Опять вырвалось запрещенное слово... Вспомнил брата Александро, огляделся: а вдруг он где-то рядом... И кинуло в жар – кто-то стоял у ограды... Брат Александро? Закутан в плащ, широкополая шляпа нахлобучена на глаза, из-под плаща торчит рукоять шпаги. Прямо к нему направился полковник, бесшумно, на цыпочках, и, видно, от волнения не заметил брошенной на землю накидки-плаща, споткнулся, замер испуганно и пошел дальше – к тайной цели своей. Подойдя к неизвестной фигуре, обнял ее, говоря: «Нашла где бросить...» Она тоже обхватила его руками, смешался Доменико – они так целовались, эти двое...

– Кто тебя провел?..

– Элиодоро...

Женский был голос!

– Сузанна! Жизнь моя...

– Мой наимужественный...

Но голос полковника стал жестче.

– Зачем пришла?

– Не могу больше, Федерико, не могу, слышишь! – патетически воскликнула женщина, одетая мужчиной. – Не могу я больше так!

– Как – так?

– А так... Прекрасно знаешь, чего я хочу.

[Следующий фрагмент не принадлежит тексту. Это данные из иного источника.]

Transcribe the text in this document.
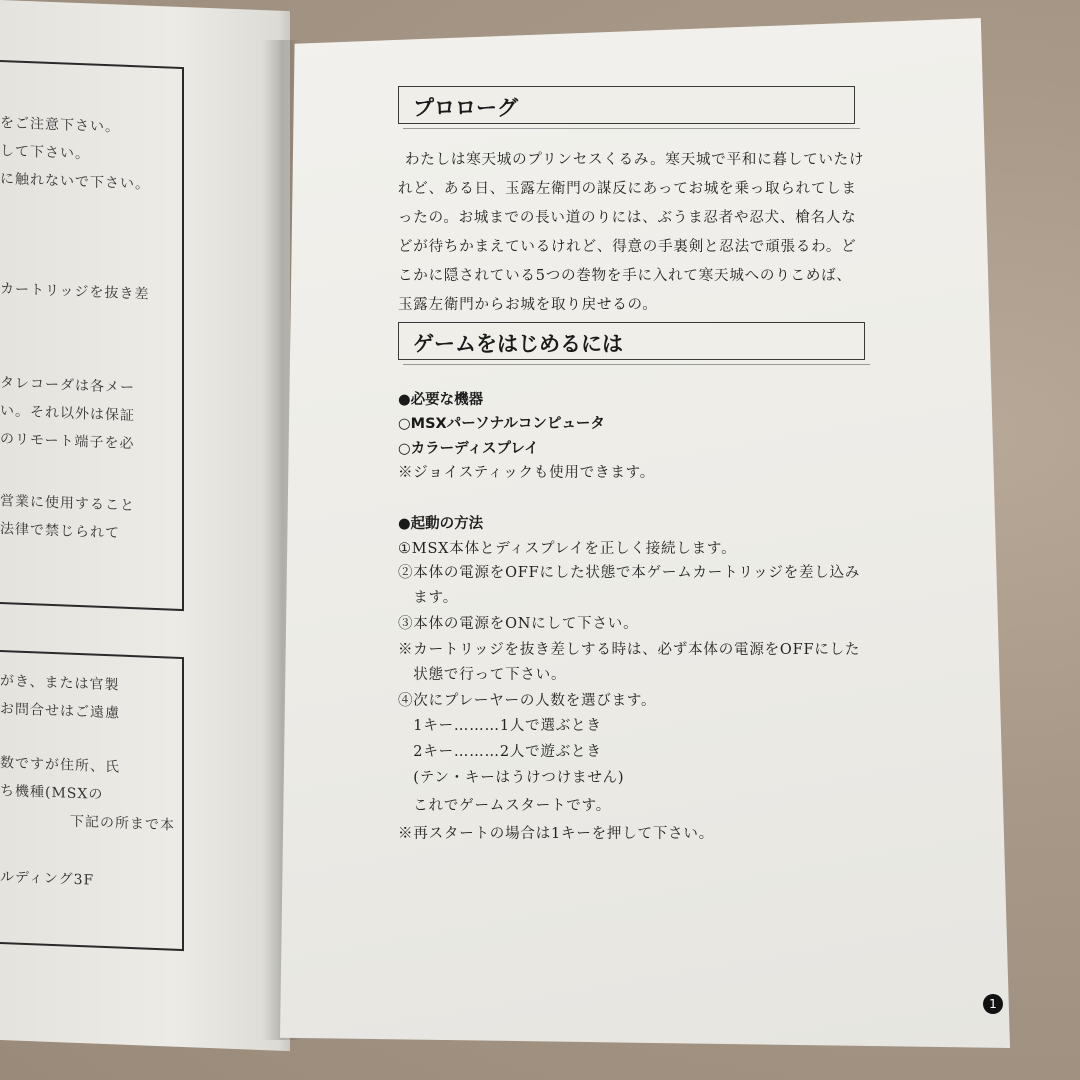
をご注意下さい。
して下さい。
に触れないで下さい。
カートリッジを抜き差
タレコーダは各メー
い。それ以外は保証
のリモート端子を必
営業に使用すること
法律で禁じられて
がき、または官製
お問合せはご遠慮
数ですが住所、氏
ち機種(MSXの
下記の所まで本
ルディング3F
プロローグ
わたしは寒天城のプリンセスくるみ。寒天城で平和に暮していたけ
れど、ある日、玉露左衛門の謀反にあってお城を乗っ取られてしま
ったの。お城までの長い道のりには、ぶうま忍者や忍犬、槍名人な
どが待ちかまえているけれど、得意の手裏剣と忍法で頑張るわ。ど
こかに隠されている5つの巻物を手に入れて寒天城へのりこめば、
玉露左衛門からお城を取り戻せるの。
ゲームをはじめるには
●必要な機器
○MSXパーソナルコンピュータ
○カラーディスプレイ
※ジョイスティックも使用できます。
●起動の方法
①MSX本体とディスプレイを正しく接続します。
②本体の電源をOFFにした状態で本ゲームカートリッジを差し込み
　ます。
③本体の電源をONにして下さい。
※カートリッジを抜き差しする時は、必ず本体の電源をOFFにした
　状態で行って下さい。
④次にプレーヤーの人数を選びます。
　1キー………1人で選ぶとき
　2キー………2人で遊ぶとき
　(テン・キーはうけつけません)
　これでゲームスタートです。
※再スタートの場合は1キーを押して下さい。
1
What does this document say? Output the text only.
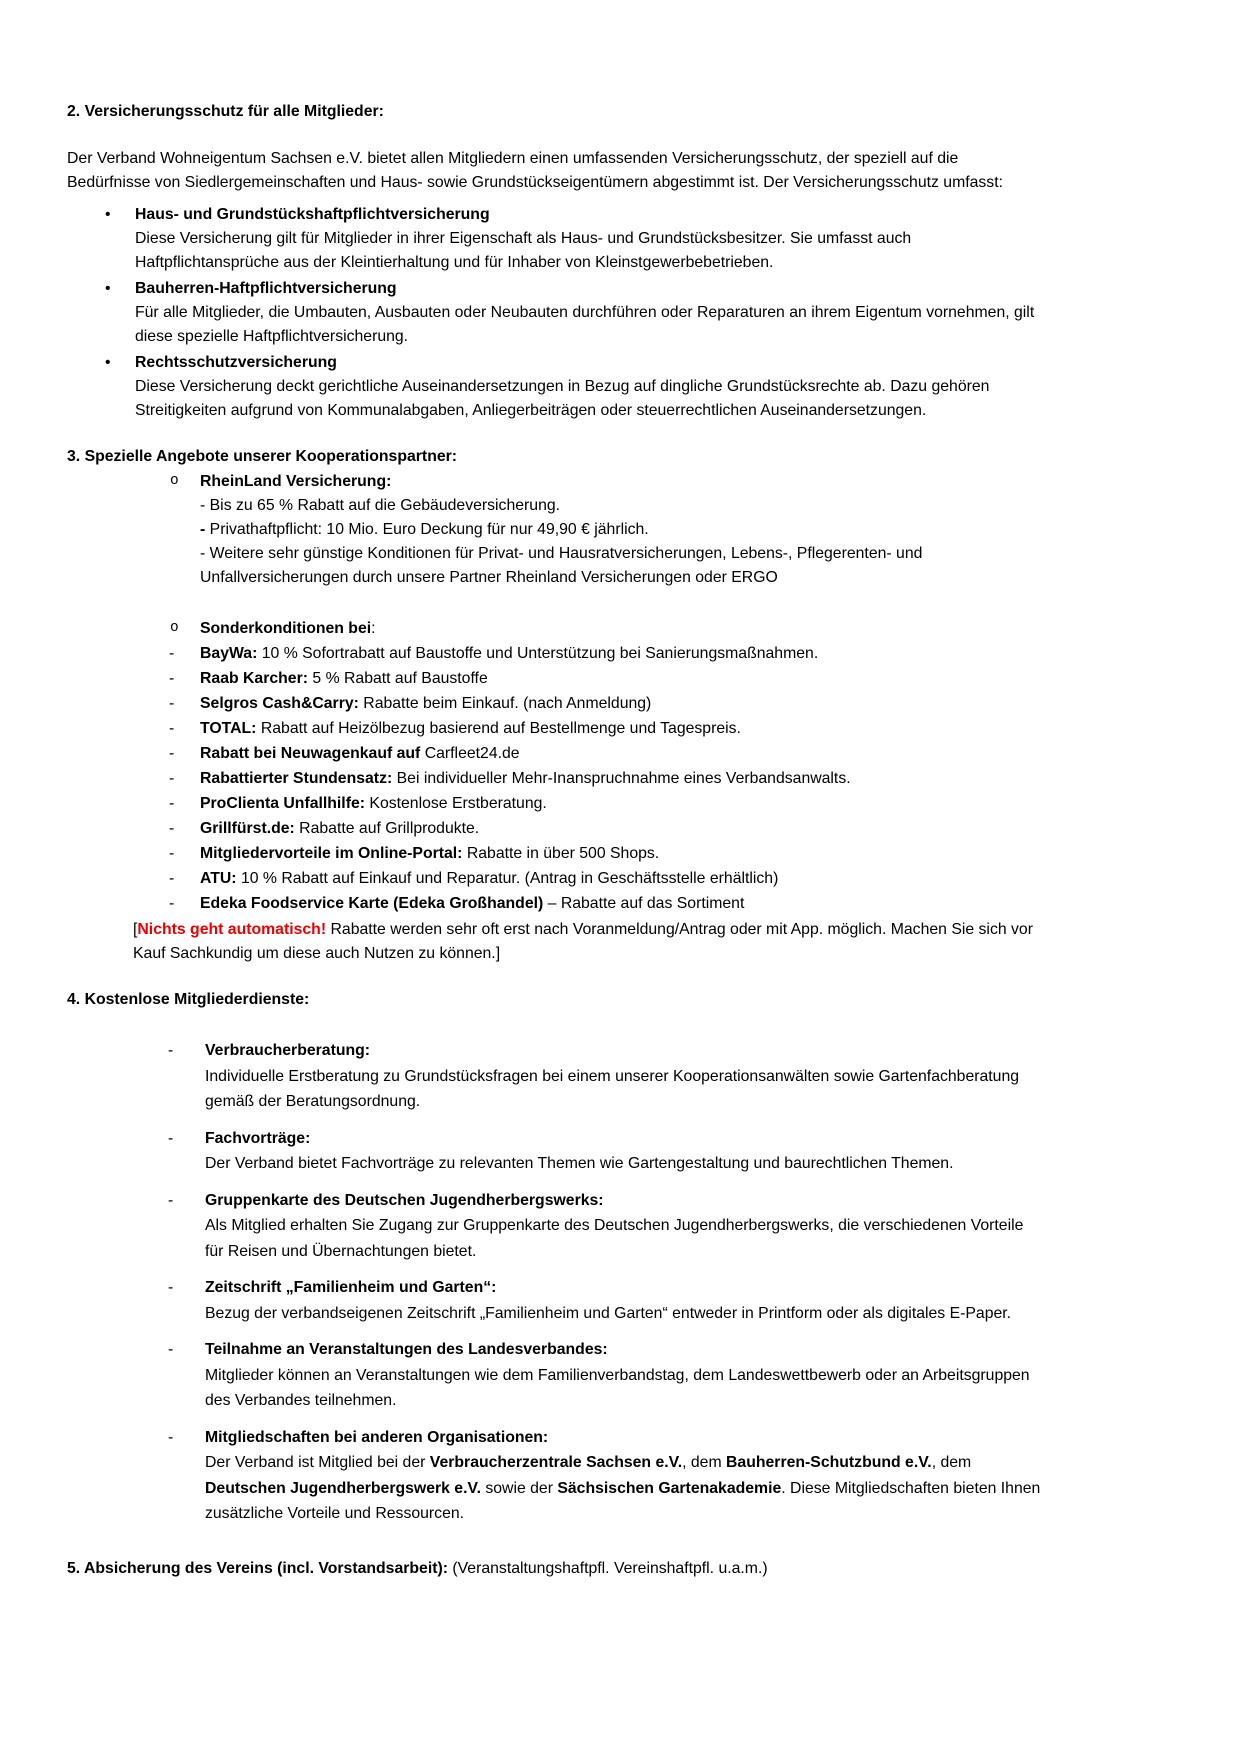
2. Versicherungsschutz für alle Mitglieder:
Der Verband Wohneigentum Sachsen e.V. bietet allen Mitgliedern einen umfassenden Versicherungsschutz, der speziell auf die Bedürfnisse von Siedlergemeinschaften und Haus- sowie Grundstückseigentümern abgestimmt ist. Der Versicherungsschutz umfasst:
• Haus- und Grundstückshaftpflichtversicherung
Diese Versicherung gilt für Mitglieder in ihrer Eigenschaft als Haus- und Grundstücksbesitzer. Sie umfasst auch Haftpflichtansprüche aus der Kleintierhaltung und für Inhaber von Kleinstgewerbebetrieben.
• Bauherren-Haftpflichtversicherung
Für alle Mitglieder, die Umbauten, Ausbauten oder Neubauten durchführen oder Reparaturen an ihrem Eigentum vornehmen, gilt diese spezielle Haftpflichtversicherung.
• Rechtsschutzversicherung
Diese Versicherung deckt gerichtliche Auseinandersetzungen in Bezug auf dingliche Grundstücksrechte ab. Dazu gehören Streitigkeiten aufgrund von Kommunalabgaben, Anliegerbeiträgen oder steuerrechtlichen Auseinandersetzungen.
3. Spezielle Angebote unserer Kooperationspartner:
o RheinLand Versicherung:
- Bis zu 65 % Rabatt auf die Gebäudeversicherung.
- Privathaftpflicht: 10 Mio. Euro Deckung für nur 49,90 € jährlich.
- Weitere sehr günstige Konditionen für Privat- und Hausratversicherungen, Lebens-, Pflegerenten- und Unfallversicherungen durch unsere Partner Rheinland Versicherungen oder ERGO
o Sonderkonditionen bei:
- BayWa: 10 % Sofortrabatt auf Baustoffe und Unterstützung bei Sanierungsmaßnahmen.
- Raab Karcher: 5 % Rabatt auf Baustoffe
- Selgros Cash&Carry: Rabatte beim Einkauf. (nach Anmeldung)
- TOTAL: Rabatt auf Heizölbezug basierend auf Bestellmenge und Tagespreis.
- Rabatt bei Neuwagenkauf auf Carfleet24.de
- Rabattierter Stundensatz: Bei individueller Mehr-Inanspruchnahme eines Verbandsanwalts.
- ProClienta Unfallhilfe: Kostenlose Erstberatung.
- Grillfürst.de: Rabatte auf Grillprodukte.
- Mitgliedervorteile im Online-Portal: Rabatte in über 500 Shops.
- ATU: 10 % Rabatt auf Einkauf und Reparatur. (Antrag in Geschäftsstelle erhältlich)
- Edeka Foodservice Karte (Edeka Großhandel) – Rabatte auf das Sortiment
[Nichts geht automatisch! Rabatte werden sehr oft erst nach Voranmeldung/Antrag oder mit App. möglich. Machen Sie sich vor Kauf Sachkundig um diese auch Nutzen zu können.]
4. Kostenlose Mitgliederdienste:
- Verbraucherberatung:
Individuelle Erstberatung zu Grundstücksfragen bei einem unserer Kooperationsanwälten sowie Gartenfachberatung gemäß der Beratungsordnung.
- Fachvorträge:
Der Verband bietet Fachvorträge zu relevanten Themen wie Gartengestaltung und baurechtlichen Themen.
- Gruppenkarte des Deutschen Jugendherbergswerks:
Als Mitglied erhalten Sie Zugang zur Gruppenkarte des Deutschen Jugendherbergswerks, die verschiedenen Vorteile für Reisen und Übernachtungen bietet.
- Zeitschrift „Familienheim und Garten“:
Bezug der verbandseigenen Zeitschrift „Familienheim und Garten“ entweder in Printform oder als digitales E-Paper.
- Teilnahme an Veranstaltungen des Landesverbandes:
Mitglieder können an Veranstaltungen wie dem Familienverbandstag, dem Landeswettbewerb oder an Arbeitsgruppen des Verbandes teilnehmen.
- Mitgliedschaften bei anderen Organisationen:
Der Verband ist Mitglied bei der Verbraucherzentrale Sachsen e.V., dem Bauherren-Schutzbund e.V., dem Deutschen Jugendherbergswerk e.V. sowie der Sächsischen Gartenakademie. Diese Mitgliedschaften bieten Ihnen zusätzliche Vorteile und Ressourcen.
5. Absicherung des Vereins (incl. Vorstandsarbeit): (Veranstaltungshaftpfl. Vereinshaftpfl. u.a.m.)
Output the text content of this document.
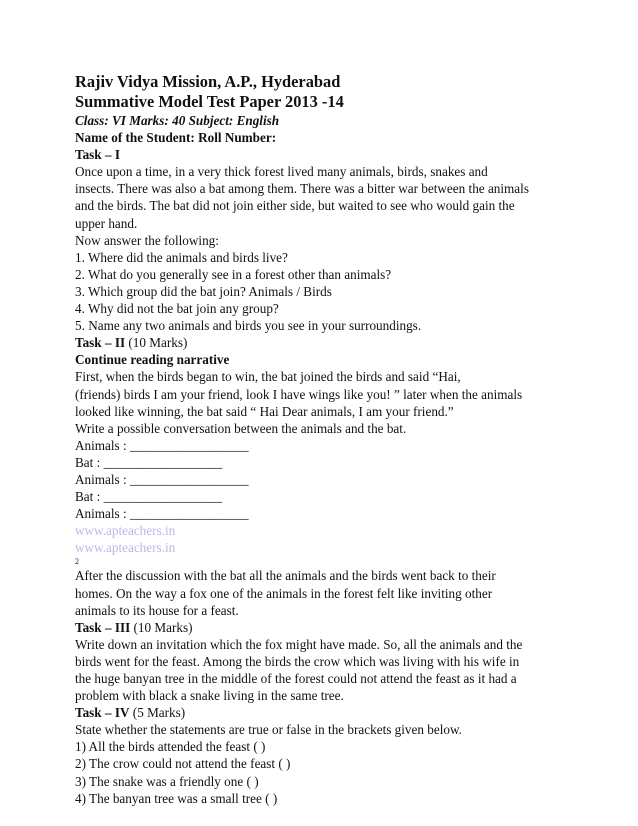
Rajiv Vidya Mission, A.P., Hyderabad
Summative Model Test Paper 2013 -14
Class: VI Marks: 40 Subject: English
Name of the Student: Roll Number:
Task – I
Once upon a time, in a very thick forest lived many animals, birds, snakes and
insects. There was also a bat among them. There was a bitter war between the animals
and the birds. The bat did not join either side, but waited to see who would gain the
upper hand.
Now answer the following:
1. Where did the animals and birds live?
2. What do you generally see in a forest other than animals?
3. Which group did the bat join? Animals / Birds
4. Why did not the bat join any group?
5. Name any two animals and birds you see in your surroundings.
Task – II (10 Marks)
Continue reading narrative
First, when the birds began to win, the bat joined the birds and said “Hai,
(friends) birds I am your friend, look I have wings like you! ” later when the animals
looked like winning, the bat said “ Hai Dear animals, I am your friend.”
Write a possible conversation between the animals and the bat.
Animals : __________________
Bat : __________________
Animals : __________________
Bat : __________________
Animals : __________________
www.apteachers.in
www.apteachers.in
2
After the discussion with the bat all the animals and the birds went back to their
homes. On the way a fox one of the animals in the forest felt like inviting other
animals to its house for a feast.
Task – III (10 Marks)
Write down an invitation which the fox might have made. So, all the animals and the
birds went for the feast. Among the birds the crow which was living with his wife in
the huge banyan tree in the middle of the forest could not attend the feast as it had a
problem with black a snake living in the same tree.
Task – IV (5 Marks)
State whether the statements are true or false in the brackets given below.
1) All the birds attended the feast ( )
2) The crow could not attend the feast ( )
3) The snake was a friendly one ( )
4) The banyan tree was a small tree ( )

– Чего, Сузи, чего ты хочешь?

– Опасной любви! Рискованной! Не признаю иной!

– Разве не опасно, разве мы не рискуем, когда-я пробираюсь к тебе по ночам? Человек моего положения и звания...

– Нет, не рискуем – у тебя все рассчитано, все предусмотрено, Федерико.

– А чем это плохо?

– Плохо... Кто это там стоит?

– Наш мальчик, малец... Почему плохо, Сузи?.. – нежно вопросил полковник, снова прижимая ее к груди.

– Я признаю только опасную любовь, вот такую... И еще опасней...

Потом они переплелись так, что Доменико ничего уже не различал.

– Сузанна, Сузи!

– Фе... Федерико...

– Сузи, моя плодообильная.

– Там не целуй, долгоденствия маршалу...

– Но Грег Рикио не отрицает и...

И где-то в Среднем городе прогремел охваченный клеткой спесивый Каэтано: «Чааас ноочииии, и всеее геениальноооо!»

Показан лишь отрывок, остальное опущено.